Senate, Reps approve N14.7b loan for Edo
President Muhammadu Buhari had on Tuesday, 4th August 2015 written to the Speaker of the House, Yakubu Dogara on the need to approve the $75 million loan on behalf of Edo State Government.
Adopting the report of its ad-hoc committee on local and foreign debts, the Senate noted that the approval was in recognition of the fact that the loan request was part of N44.1 billion ($225 million) total credit facility for the state, which the upper chamber had already approved in 2012.
Chairman of the committee, Senator Kabiru Gaya, while presenting the report to the Senate explained that, “Funds from the loan facility will be used to finance key programmes of the state to stimulate internally generated revenue, develop key infrastructures that will attract private investment and of course increase employment opportunities.
“It is worthy to note that World Bank normally presents strict criteria for intending borrowing organisation to fulfill as a pre-requisite to assessing the facility. It is gratifying to note that Lagos and Edo states are the only sub-national governments in Nigeria to meet the stringent conditions of the World Bank to qualify for the Development Policy Operation.
Gaya stated that, “Edo State has reasonably justified the borrowing and has acceptable debt sustainability level and therefore eligible to borrow.” But Senator Uroghede Matthew (PDP, Edo South) was swift in expressing his reservations about the loan, which he anchored on the position of his constituents.
Informing the Senate that he had received over 2,000 text messages urging the Senate to reject the loan request, Matthew expressed regret that Nigeria’s Debt Management Office (DMO) had ranked Edo as the fourth most indebted state in the country. While presenting the loan request to the Senate, President Buhari had in a letter titled: “Request for approval to obtain $75 million USD credit facilities from the World Bank for Edo State,” stated: “I am writing to seek the consideration from the National Assembly an approval for the request from Edo State Government to obtain a $75 million credit facility from the World Bank.
“You may wish to know that the World Bank had approved a development policy programme for the total sum of $225 million to Edo State Government in 2012 to be implemented in three tranches of 75 million per annum. “The first tranche was approved by the National Assembly in the 2012/2014 Federal Government external ruling borrowing plan.”
The House of Representatives during its Committee of the Whole chaired by the Deputy Speaker Sulaiman Yusuff Lasun late yesterday considered and approved the report of its Ad-hoc Committee on the loan.
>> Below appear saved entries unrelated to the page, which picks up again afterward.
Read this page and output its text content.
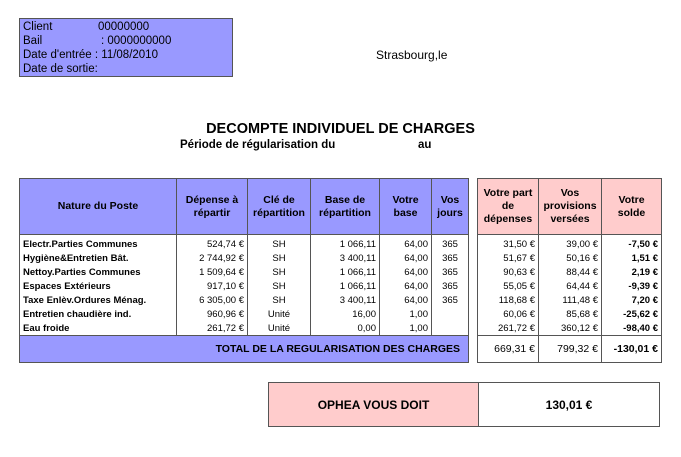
Client	00000000
Bail	: 0000000000
Date d'entrée : 11/08/2010
Date de sortie:
Strasbourg,le
DECOMPTE INDIVIDUEL DE CHARGES
Période de régularisation du	au
Nature du Poste	Dépense à répartir	Clé de répartition	Base de répartition	Votre base	Vos jours		Votre part de dépenses	Vos provisions versées	Votre solde
Electr.Parties Communes	524,74 €	SH	1 066,11	64,00	365		31,50 €	39,00 €	-7,50 €
Hygiène&Entretien Bât.	2 744,92 €	SH	3 400,11	64,00	365		51,67 €	50,16 €	1,51 €
Nettoy.Parties Communes	1 509,64 €	SH	1 066,11	64,00	365		90,63 €	88,44 €	2,19 €
Espaces Extérieurs	917,10 €	SH	1 066,11	64,00	365		55,05 €	64,44 €	-9,39 €
Taxe Enlèv.Ordures Ménag.	6 305,00 €	SH	3 400,11	64,00	365		118,68 €	111,48 €	7,20 €
Entretien chaudière ind.	960,96 €	Unité	16,00	1,00			60,06 €	85,68 €	-25,62 €
Eau froide	261,72 €	Unité	0,00	1,00			261,72 €	360,12 €	-98,40 €
TOTAL DE LA REGULARISATION DES CHARGES							669,31 €	799,32 €	-130,01 €
OPHEA VOUS DOIT	130,01 €
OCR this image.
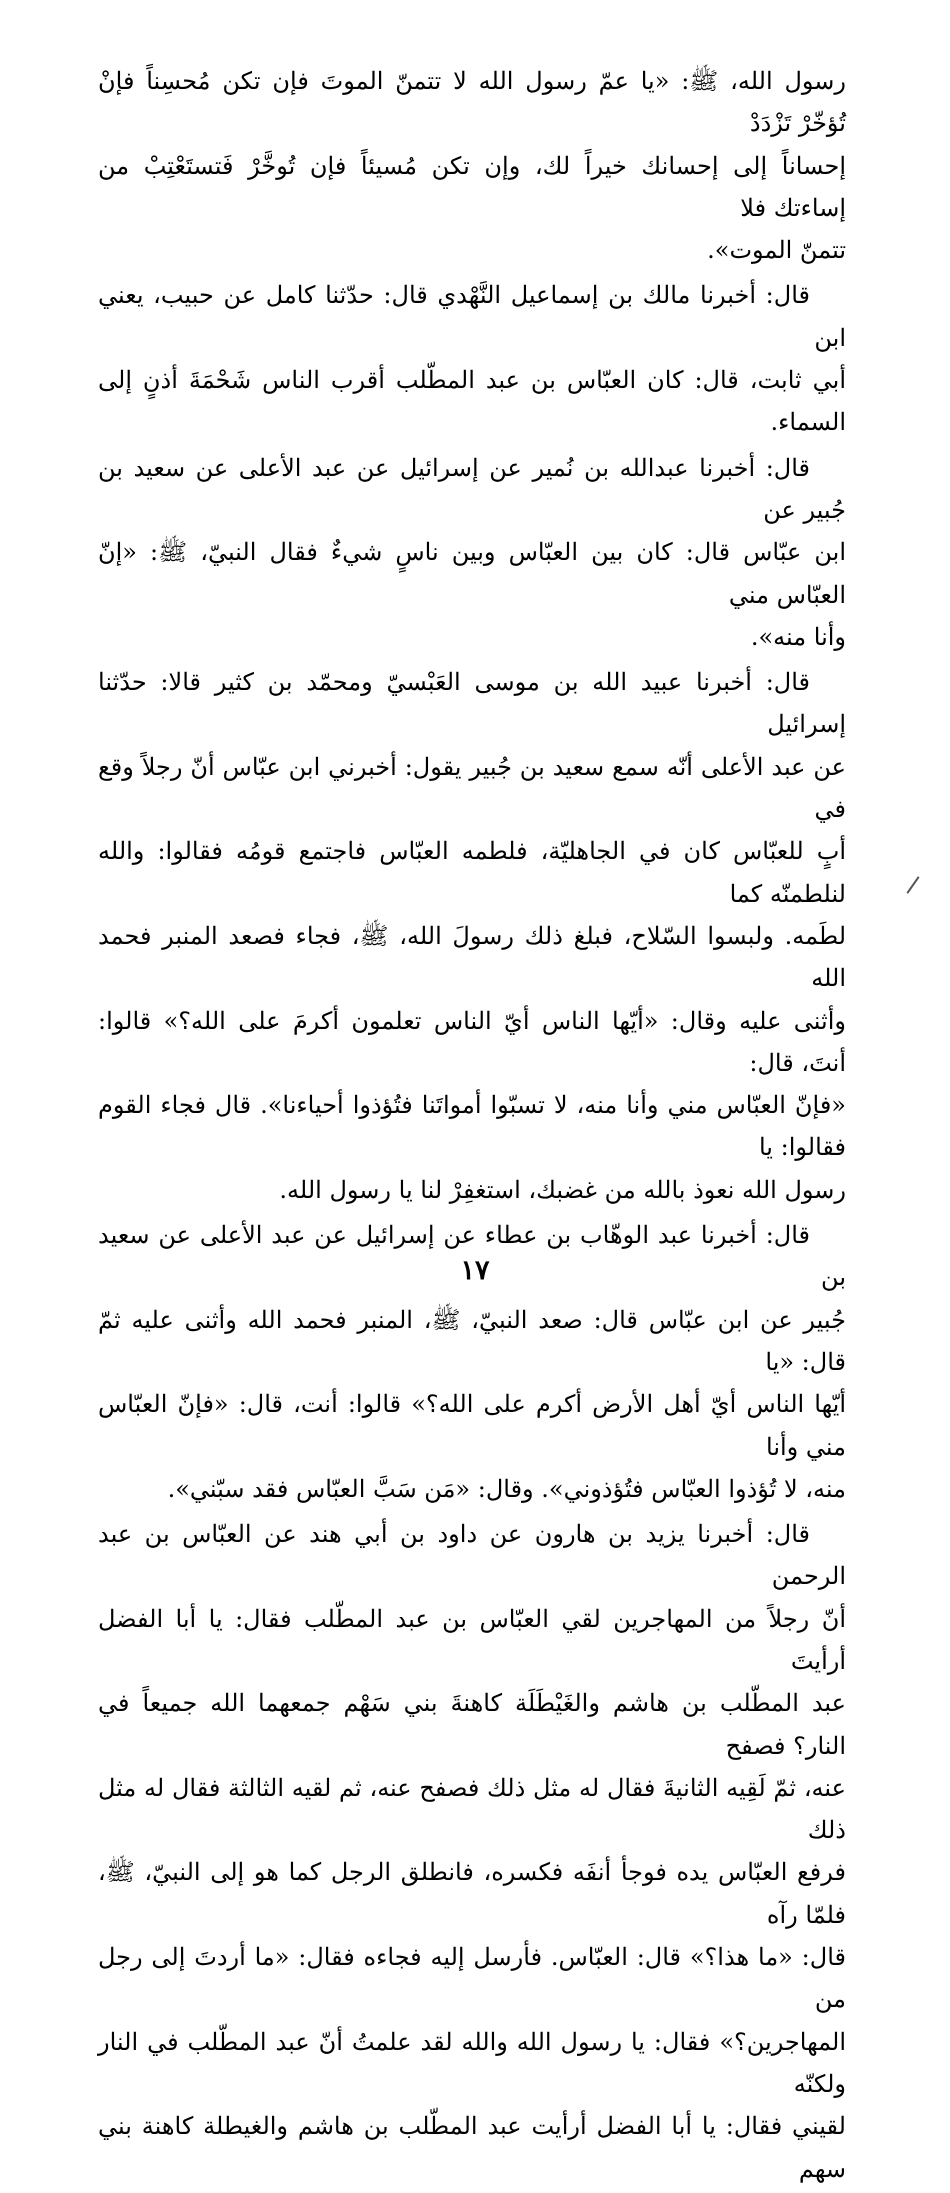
رسول الله، ﷺ: «يا عمّ رسول الله لا تتمنّ الموتَ فإن تكن مُحسِناً فإنْ تُؤخّرْ تَزْدَدْ
إحساناً إلى إحسانك خيراً لك، وإن تكن مُسيئاً فإن تُوخَّرْ فَتستَعْتِبْ من إساءتك فلا
تتمنّ الموت».

قال: أخبرنا مالك بن إسماعيل النَّهْدي قال: حدّثنا كامل عن حبيب، يعني ابن
أبي ثابت، قال: كان العبّاس بن عبد المطّلب أقرب الناس شَحْمَةَ أذنٍ إلى السماء.

قال: أخبرنا عبدالله بن نُمير عن إسرائيل عن عبد الأعلى عن سعيد بن جُبير عن
ابن عبّاس قال: كان بين العبّاس وبين ناسٍ شيءٌ فقال النبيّ، ﷺ: «إنّ العبّاس مني
وأنا منه».

قال: أخبرنا عبيد الله بن موسى العَبْسيّ ومحمّد بن كثير قالا: حدّثنا إسرائيل
عن عبد الأعلى أنّه سمع سعيد بن جُبير يقول: أخبرني ابن عبّاس أنّ رجلاً وقع في
أبٍ للعبّاس كان في الجاهليّة، فلطمه العبّاس فاجتمع قومُه فقالوا: والله لنلطمنّه كما
لطَمه. ولبسوا السّلاح، فبلغ ذلك رسولَ الله، ﷺ، فجاء فصعد المنبر فحمد الله
وأثنى عليه وقال: «أيّها الناس أيّ الناس تعلمون أكرمَ على الله؟» قالوا: أنتَ، قال:
«فإنّ العبّاس مني وأنا منه، لا تسبّوا أمواتَنا فتُؤذوا أحياءنا». قال فجاء القوم فقالوا: يا
رسول الله نعوذ بالله من غضبك، استغفِرْ لنا يا رسول الله.

قال: أخبرنا عبد الوهّاب بن عطاء عن إسرائيل عن عبد الأعلى عن سعيد بن
جُبير عن ابن عبّاس قال: صعد النبيّ، ﷺ، المنبر فحمد الله وأثنى عليه ثمّ قال: «يا
أيّها الناس أيّ أهل الأرض أكرم على الله؟» قالوا: أنت، قال: «فإنّ العبّاس مني وأنا
منه، لا تُؤذوا العبّاس فتُؤذوني». وقال: «مَن سَبَّ العبّاس فقد سبّني».

قال: أخبرنا يزيد بن هارون عن داود بن أبي هند عن العبّاس بن عبد الرحمن
أنّ رجلاً من المهاجرين لقي العبّاس بن عبد المطّلب فقال: يا أبا الفضل أرأيتَ
عبد المطّلب بن هاشم والغَيْطَلَة كاهنةَ بني سَهْم جمعهما الله جميعاً في النار؟ فصفح
عنه، ثمّ لَقِيه الثانيةَ فقال له مثل ذلك فصفح عنه، ثم لقيه الثالثة فقال له مثل ذلك
فرفع العبّاس يده فوجأ أنفَه فكسره، فانطلق الرجل كما هو إلى النبيّ، ﷺ، فلمّا رآه
قال: «ما هذا؟» قال: العبّاس. فأرسل إليه فجاءه فقال: «ما أردتَ إلى رجل من
المهاجرين؟» فقال: يا رسول الله والله لقد علمتُ أنّ عبد المطّلب في النار ولكنّه
لقيني فقال: يا أبا الفضل أرأيت عبد المطّلب بن هاشم والغيطلة كاهنة بني سهم

١٧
Presenting the findings, Chairman of the Ad-hoc Committee, Babangida Ibrahim, who laid the report of the loan sought by Edo State Government said that the facility is to enable the government consolidate on budget implementation for the 2015 fiscal year.
He said, “The present $75 million request is the second tranche of $225 million global amount, the first tranche having been disbursed in 2013. The World Bank Country Office having been satisfied with the utilization of the first tranche has now approved the second tranche of $75 million.” He further explained that only Edo and Lagos, out of the 17 state governments that previously applied for the World Bank facility qualified for it in the past four years.
He also noted that Edo State has a debt ratio of about 29 percent as against the current ceiling of 40 percent set by the DMO. He said the DMO cleared the loan that it is carefully articulated for development and that it is budget-driven and not project-specific, adding that it is to be used to support programmes of the state government which are already in progress.
Ibrahim explained that the Federal Ministry of Finance also corroborated the presentation of DMO and that informed their favorable recommendation for approval. The facility was therefore approved. He explained that the loan would help the state government to tackle issues such as education, infrastructure and rural development, and noted that the government is operating at the acceptable borrowing limit.